La muerte de Diego Armando Maradona, si bien sorprendió, se esperaba, en el sentido, que su cuerpo alojaba y sintetizaba la vida del 10, con todo lo que ello implica: desbordes, excesos, genialidades, exabruptos. Miles de textos se han escrito y otros miles aparecerán. Nunca un futbolista demandó tanto la atención de la sociedad como la vida, pasión y muerte del nacido en Fiorito.
Lo cierto es que nunca vamos a entender la intrincada relación entre Maradona, primero, con Argentina, y luego con el mundo. ¿Cómo explicar que en Siria se pintara un mural con el rostro del hijo de doña Tota? Un país semi destruido, y en la que este deporte no tiene la popularidad que goza en otras naciones.

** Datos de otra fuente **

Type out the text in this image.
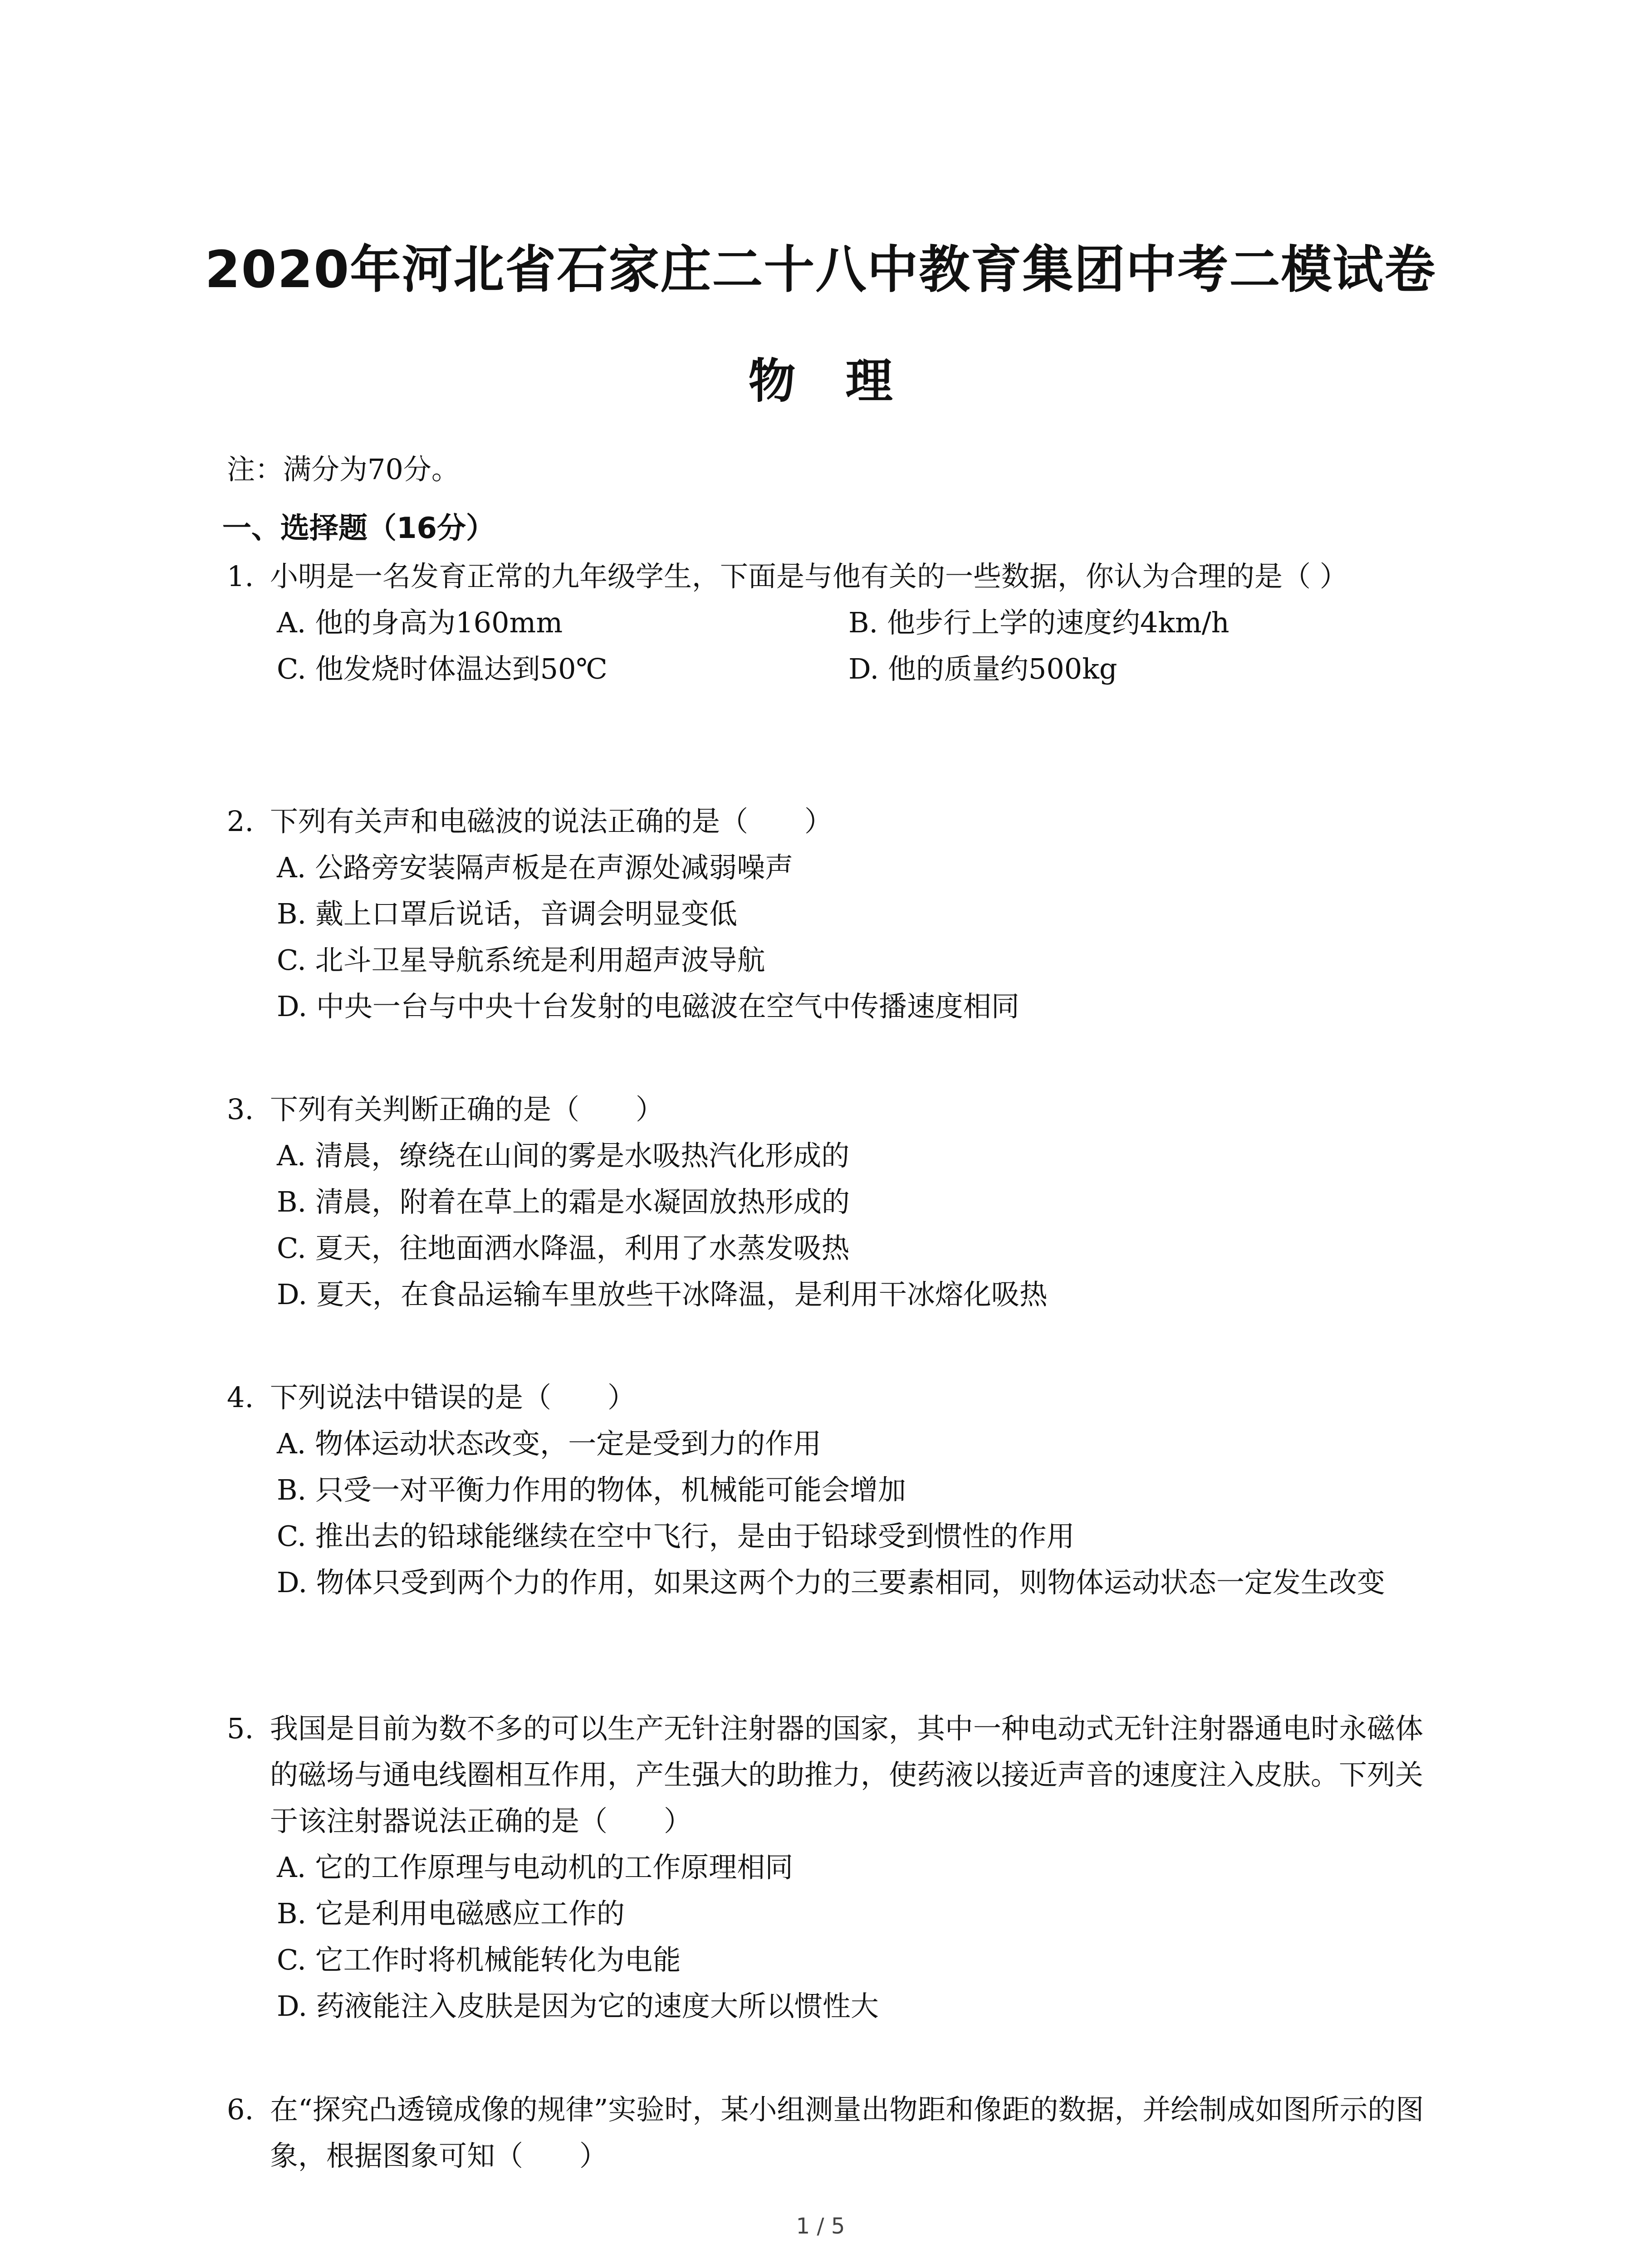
2020年河北省石家庄二十八中教育集团中考二模试卷
物理
注：满分为70分。
一、选择题（16分）
1. 小明是一名发育正常的九年级学生，下面是与他有关的一些数据，你认为合理的是（ ）
A. 他的身高为160mm	B. 他步行上学的速度约4km/h
C. 他发烧时体温达到50℃	D. 他的质量约500kg
2. 下列有关声和电磁波的说法正确的是（　　）
A. 公路旁安装隔声板是在声源处减弱噪声
B. 戴上口罩后说话，音调会明显变低
C. 北斗卫星导航系统是利用超声波导航
D. 中央一台与中央十台发射的电磁波在空气中传播速度相同
3. 下列有关判断正确的是（　　）
A. 清晨，缭绕在山间的雾是水吸热汽化形成的
B. 清晨，附着在草上的霜是水凝固放热形成的
C. 夏天，往地面洒水降温，利用了水蒸发吸热
D. 夏天，在食品运输车里放些干冰降温，是利用干冰熔化吸热
4. 下列说法中错误的是（　　）
A. 物体运动状态改变，一定是受到力的作用
B. 只受一对平衡力作用的物体，机械能可能会增加
C. 推出去的铅球能继续在空中飞行，是由于铅球受到惯性的作用
D. 物体只受到两个力的作用，如果这两个力的三要素相同，则物体运动状态一定发生改变
5. 我国是目前为数不多的可以生产无针注射器的国家，其中一种电动式无针注射器通电时永磁体的磁场与通电线圈相互作用，产生强大的助推力，使药液以接近声音的速度注入皮肤。下列关于该注射器说法正确的是（　　）
A. 它的工作原理与电动机的工作原理相同
B. 它是利用电磁感应工作的
C. 它工作时将机械能转化为电能
D. 药液能注入皮肤是因为它的速度大所以惯性大
6. 在“探究凸透镜成像的规律”实验时，某小组测量出物距和像距的数据，并绘制成如图所示的图象，根据图象可知（　　）
1 / 5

El marco profundo que enmarca la vida del inolvidable para los Napolitanos es la idea de una masculinidad, en este caso, popular y subalterna. Una masculinidad de cabeza negra que habita, se crea y recrea en las villas miserias de la nación de Gardel, Guevara, Perón, Sandro, Mafalda, Monzón, Evita y suma y sigue. Una cabeza negra que alternó con la elite y vistió trajes caros, visitó a Fidel y a Chávez, se tatuó al Che y solidarizó con las abuelas de la Plaza de Mayo. Un personaje que tiene a algunas pensadoras discutiendo si es posible ser ambas cosas: Maradoniana y feministas.
Masculinidad dura que se incuba en la casa y qué en el barrio, la cancha o como quiera que se le llame, alcanza su mejor expresión. Los dos goles del Pibe de Oro frente a los ingleses, resume lo anterior: pillería y gambeta. Goles como esos hay miles, pero nunca en un Mundial y menos frente a Inglaterra posguerra de las Malvinas. El segundo gol, alcanza además en la voz de Víctor Hugo Morales, una dimensión extraterrestre. “Barrilete cósmico”, expresión que conjuga y conjunta a Piazzola y a Borges.
La Argentina con sus crisis eternas alcanza en México 1986 estatus impensado. Los hinchas en la cancha como frente al televisor lloraban. ¿Los hombres lloran? La respuesta no hay ni que enunciarla. Se ha instalado en ciertos imaginarios la idea de que el fútbol, produce violencia. Por cierto, las llamadas barras bravas expresan lo anterior, pero reducir el espectáculo sólo a esos grupos, nuestro análisis quedará off side. Los fieles y peregrinos que despedían al 10 lloraban, sus amigos emocionados no podían hablar apenas enterado de la noticia, Jorge Valdano, por ejemplo.
Maradona es producto de la cultura popular, cultura que hace del uso del cuerpo y de la expresión colectiva de las emociones un capital especial. Bailar y jugar son dos de sus ejes. En el Norte Grande de Chile, la peregrinación a la fiesta de La Tirana, es la expresión de esta cultura en su máximo esplendor. Allí concurre, en su mayoría, una masculinidad dura, formada en el fatigoso trabajo salitrero, portuario y pesquero. No es casualidad que los mejores boxeadores que ha tenido Chile vengan de Iquique. Hombres duros que se preparan todo el año para bailarle a la virgen y al santo. En sus rostros y manos se advierten como la vida los ha tratado. Visten de pieles rojas, gitanos, morenos o chunchos, y se emocionan hasta las lágrimas cuando saludan y sobre todo cuando se despiden de la virgen. No son, en sus vidas cotidianas, santos ni muchos menos. San Lorenzo, se afirma, es también el santo de los choros y de las choras. Van a saludar a su Madre, la virgen, y a su compadre, el Lolo.
El mito Maradoniano comienza en México DF, el 22 de junio de 1986, la Inglaterra imperial que se niega a devolver las Malvinas, es derrotada, ya lo dijimos con dos goles que resumen la identidad deportiva de América Latina. Butcher, en el suelo y con el número 6 en la espalda parece decir: “Fucking”. Lo demás es historia conocida.
Quien escribe es sociólogo y debe casi siempre explicar, al igual que la comunidad sociológica, en general, que lo nuestro es explicar y no justificar. Sin embargo, hay una línea delgada que separa a ambas que ni siquiera el Var puede advertir.